Learning the value of value investing
Occupation: Financial and insurance adviser living in Ottawa.
Portfolio: Torstar Corp., Fairfax Financial Holdings Ltd., BCE Inc., Royal Bank of Canada, Mackenzie Cundill Value Fund, Mackenzie Cundill Canadian Security Fund, Mackenzie Universal Canadian Growth Fund, and Mackenzie Universal Sustainable Opportunities Fund.
Mr. MacKenzie inherited an interest in the stock market from his accountant father. "He helped me to learn how to save and invest over the long term."
He continues to build on what his father taught him. Last June, he attended a value-investing seminar at the Ben Graham Centre for Value Investing at the Richard Ivey School of Business.
The week-long seminar was a valuable experience. "Although costing $3,000 and requiring a lot of work, it was worth learning how to value a business in a rigorous manner under the direction of an enthusiastic and knowledgeable teacher," he said.
For the past 11 years, he has been the co-ordinator of the Ottawa chapter of the ShareClubs organization, which has "an informal monthly gathering" on personal finance topics such as taxation, estate planning and trusts.

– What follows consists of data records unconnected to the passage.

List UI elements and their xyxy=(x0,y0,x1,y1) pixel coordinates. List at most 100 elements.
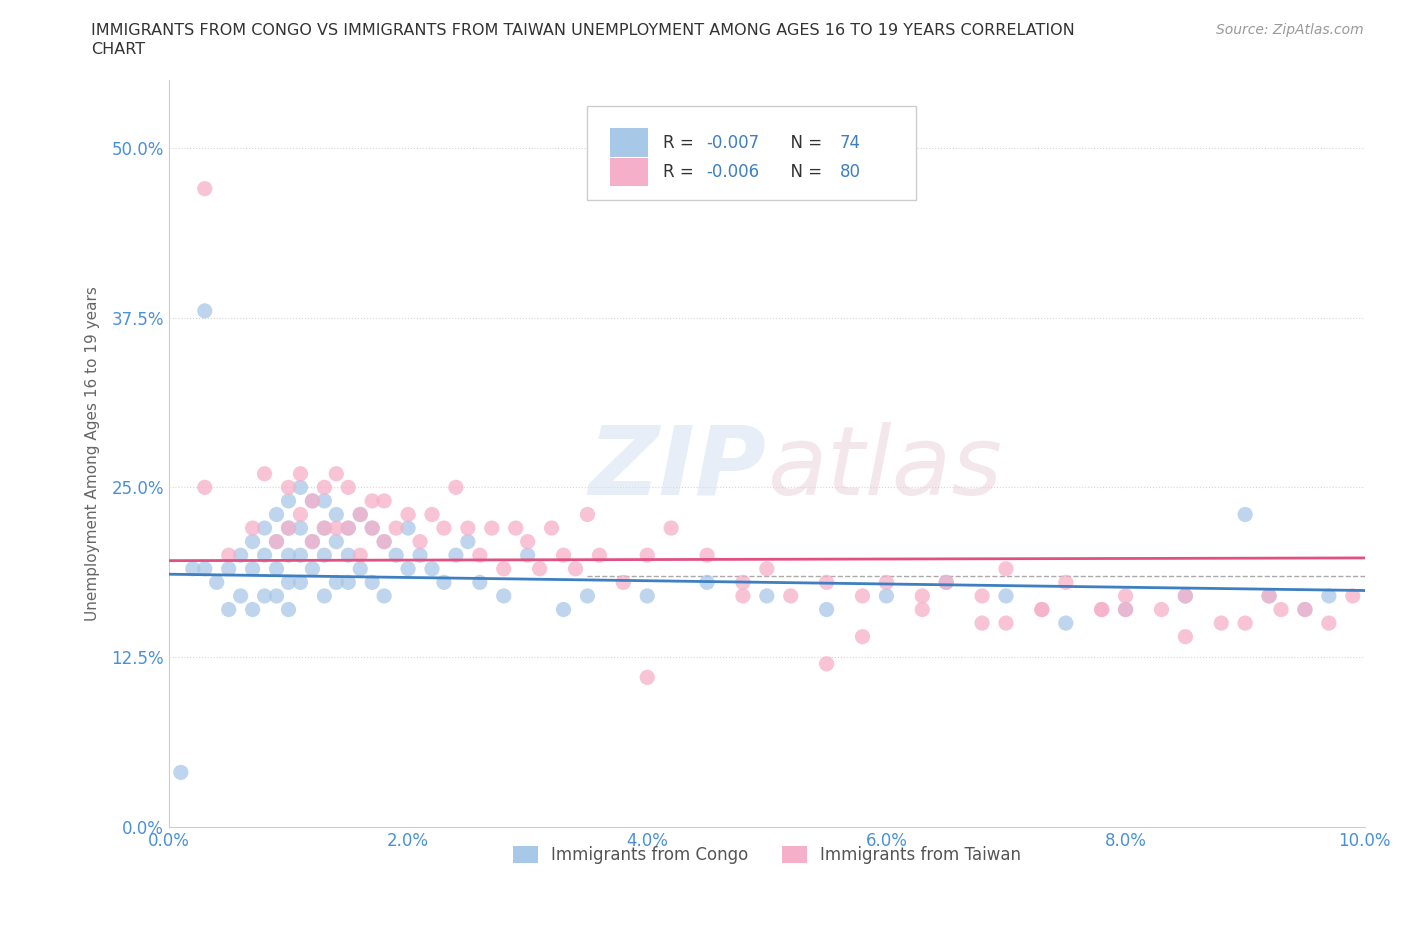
Point xyxy=(564,562,586,577)
Point xyxy=(277,575,299,590)
Point xyxy=(409,548,432,563)
Point xyxy=(396,562,419,577)
Point xyxy=(229,589,252,604)
Point xyxy=(337,480,360,495)
Point xyxy=(636,548,658,563)
Point xyxy=(290,507,312,522)
Point xyxy=(755,589,778,604)
Point xyxy=(194,181,217,196)
Y-axis label: Unemployment Among Ages 16 to 19 years: Unemployment Among Ages 16 to 19 years xyxy=(86,286,100,621)
Point xyxy=(433,575,456,590)
Point xyxy=(420,507,443,522)
Point xyxy=(516,534,538,549)
Point xyxy=(1054,616,1077,631)
Point xyxy=(253,548,276,563)
Point xyxy=(337,521,360,536)
Point xyxy=(1115,589,1137,604)
Point xyxy=(1317,616,1340,631)
Point xyxy=(1234,616,1257,631)
Text: N =: N = xyxy=(780,163,827,180)
Point xyxy=(911,589,934,604)
Point xyxy=(1341,589,1364,604)
Point xyxy=(301,494,323,509)
Point xyxy=(529,562,551,577)
Point xyxy=(636,670,658,684)
Point xyxy=(266,534,288,549)
Point xyxy=(1031,602,1053,617)
FancyBboxPatch shape xyxy=(610,128,648,157)
Point xyxy=(1054,575,1077,590)
Text: R =: R = xyxy=(662,163,699,180)
Point xyxy=(636,589,658,604)
Point xyxy=(444,548,467,563)
Point xyxy=(995,589,1018,604)
Point xyxy=(277,494,299,509)
Point xyxy=(396,521,419,536)
Point xyxy=(277,548,299,563)
Point xyxy=(266,562,288,577)
Text: -0.006: -0.006 xyxy=(706,163,759,180)
Point xyxy=(1174,630,1197,644)
Point xyxy=(277,521,299,536)
Point xyxy=(935,575,957,590)
Text: 74: 74 xyxy=(839,134,860,152)
Point xyxy=(373,534,395,549)
Point xyxy=(1294,602,1316,617)
Point xyxy=(851,630,873,644)
Point xyxy=(1115,602,1137,617)
Point xyxy=(433,521,456,536)
Point xyxy=(181,562,204,577)
Point xyxy=(337,521,360,536)
Point xyxy=(1091,602,1114,617)
Point xyxy=(253,521,276,536)
Point xyxy=(576,507,599,522)
Point xyxy=(266,589,288,604)
Point xyxy=(205,575,228,590)
FancyBboxPatch shape xyxy=(588,106,917,200)
Text: R =: R = xyxy=(662,134,699,152)
Point xyxy=(731,589,754,604)
Point xyxy=(337,548,360,563)
Point xyxy=(242,534,264,549)
Point xyxy=(290,521,312,536)
Point xyxy=(373,534,395,549)
Point xyxy=(911,602,934,617)
Point xyxy=(266,534,288,549)
Point xyxy=(325,521,347,536)
Point xyxy=(1091,602,1114,617)
Point xyxy=(314,521,336,536)
Point xyxy=(444,480,467,495)
Point xyxy=(218,548,240,563)
Point xyxy=(970,616,993,631)
Point xyxy=(253,466,276,481)
Point xyxy=(325,507,347,522)
Text: CHART: CHART xyxy=(91,42,145,57)
Point xyxy=(242,521,264,536)
Point xyxy=(218,602,240,617)
Point xyxy=(373,589,395,604)
Point xyxy=(1270,602,1292,617)
Point xyxy=(266,507,288,522)
Point xyxy=(553,548,575,563)
Point xyxy=(325,466,347,481)
Point xyxy=(170,765,193,780)
Point xyxy=(696,548,718,563)
Point xyxy=(492,562,515,577)
Point xyxy=(194,562,217,577)
Point xyxy=(325,534,347,549)
Point xyxy=(349,507,371,522)
Point xyxy=(1317,589,1340,604)
Point xyxy=(553,602,575,617)
Point xyxy=(301,494,323,509)
Point xyxy=(457,521,479,536)
Point xyxy=(349,548,371,563)
Point xyxy=(970,589,993,604)
Point xyxy=(457,534,479,549)
Point xyxy=(696,575,718,590)
Point xyxy=(361,521,384,536)
Point xyxy=(325,575,347,590)
Point xyxy=(277,521,299,536)
Point xyxy=(396,507,419,522)
Point xyxy=(935,575,957,590)
Point xyxy=(875,575,897,590)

Value investing is the preferred approach for most of the mutual funds making up the bulk of his portfolio, with a smaller piece of his portfolio reserved for stocks with dividend income. When looking for stocks, he searches for companies trading below their estimated net asset value (NAV). Estimated NAV is reduced by a third to build in a margin of safety, and if the share price is below this adjusted estimate "and there is a good chance that some catalyst would unlock that value in a few years, it could be considered for investment," he says.
SOME OF HIS INVESTMENTS
He owns shares in media conglomerate Torstar Corp. because "its relatively low price and high dividend are attractive." It may also be able to unlock value by shedding divisions, he says.
Insurer Fairfax Financial "remains a strong firm, guided by one of Canada's top investors, Prem Watsa," who dodged the bear market in stocks by increasing exposure to government bonds.
As for mutual funds, the "Cundill mutual funds at Mackenzie Financial ... have provided excellent long-term performance with reduced volatility." According to Globefund.com, the Mackenzie Cundill Value Fund A has earned 7.1 per cent annually over the past 10 years.
"My worst move was buying risky stocks without proper research."
"My best move was buying good funds with proven managers."
"Join a good personal finance club, take a basic accounting course ... read Benjamin Graham's classic book The Intelligent Investor and David Dreman's Contrarian Investment Strategies."